At least 50 people were killed on Saturday when a suspected suicide bomber detonated his explosives among people dancing on the street at a wedding party in the southern Turkish city of Gaziantep, the local governor's office said.

President Tayyip Erdogan said it was likely that ISIL militants had carried out the late-night attack, the deadliest bombing this year in Turkey, which faces threats from militants at home and across the border with neighbouring Syria.

The local governor's office said in a statement 50 people were killed in the bombing, and more wounded were still being treated in hospitals around the province.

"The celebrations were coming to an end and there was a big explosion among people dancing," said 25-year-old Veli Can. "There was blood and body parts everywhere."

Blood stains and burns marked the walls of the narrow lane where the wedding party was attacked while women in white and chequered scarves cried sitting crosslegged and waiting outside the morgue for word on missing relatives.

At least 12 people were buried on Sunday, but other funerals would have to wait because many of the victims were blown to pieces and DNA forensics tests would be needed to identify them, security sources said.

The pro-Kurdish Peoples' Democratic Party, or HDP, said in a statement that the wedding was for one of its members, and women and children had been among those killed.

Mahmut Togrul, an HDP lawmaker from Gaziantep, around 40 km (25 miles) north of the border with Syria, told Reuters it was a Kurdish wedding.

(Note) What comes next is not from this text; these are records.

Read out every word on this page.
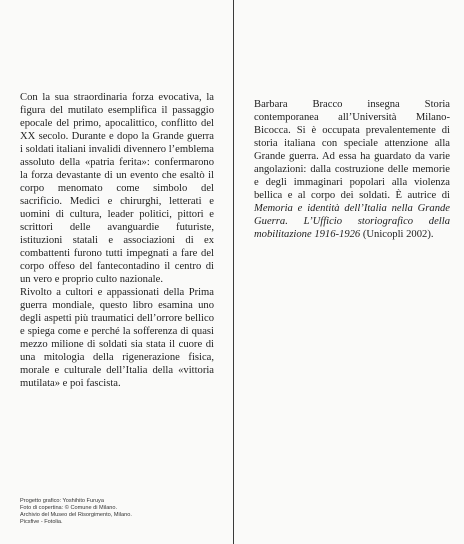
Con la sua straordinaria forza evocativa, la figura del mutilato esemplifica il passaggio epocale del primo, apocalittico, conflitto del XX secolo. Durante e dopo la Grande guerra i soldati italiani invalidi divennero l’emblema assoluto della «patria ferita»: confermarono la forza devastante di un evento che esaltò il corpo menomato come simbolo del sacrificio. Medici e chirurghi, letterati e uomini di cultura, leader politici, pittori e scrittori delle avanguardie futuriste, istituzioni statali e associazioni di ex combattenti furono tutti impegnati a fare del corpo offeso del fantecontadino il centro di un vero e proprio culto nazionale.

Rivolto a cultori e appassionati della Prima guerra mondiale, questo libro esamina uno degli aspetti più traumatici dell’orrore bellico e spiega come e perché la sofferenza di quasi mezzo milione di soldati sia stata il cuore di una mitologia della rigenerazione fisica, morale e culturale dell’Italia della «vittoria mutilata» e poi fascista.

Barbara Bracco insegna Storia contemporanea all’Università Milano-Bicocca. Si è occupata prevalentemente di storia italiana con speciale attenzione alla Grande guerra. Ad essa ha guardato da varie angolazioni: dalla costruzione delle memorie e degli immaginari popolari alla violenza bellica e al corpo dei soldati. È autrice di Memoria e identità dell’Italia nella Grande Guerra. L’Ufficio storiografico della mobilitazione 1916-1926 (Unicopli 2002).

Progetto grafico: Yoshihito Furuya
Foto di copertina: © Comune di Milano.
Archivio del Museo del Risorgimento, Milano.
Picsfive - Fotolia.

ISIL has been blamed for suicide bombings on Kurdish gatherings in the past as militants try to stir ethnic tensions.

"It was carried out like an atrocity," witness Ibrahim Ozdemir said. "We want to end these massacres. We are in pain, especially the women and children."

Turkey is still tense after an attempted coup on July 15 which Ankara blames on U.S.-based preacher Fethullah Gulen. He has denied the charge.

Three suspected ISIL suicide bombers killed 44 people at Istanbul's main airport in June, then the deadliest in a string of attacks in Turkey this year.

In October last year, suicide bombers killed at least 95 people when they attacked a rally of pro-Kurdish and labour activists outside Ankara's main train station.

Violence flared up again this week in the largely Kurdish southeast, with bomb attacks leaving 10 people dead in separate attacks, mostly police and soldiers, in an escalation that officials blamed on the PKK, Kurdish separatists militants.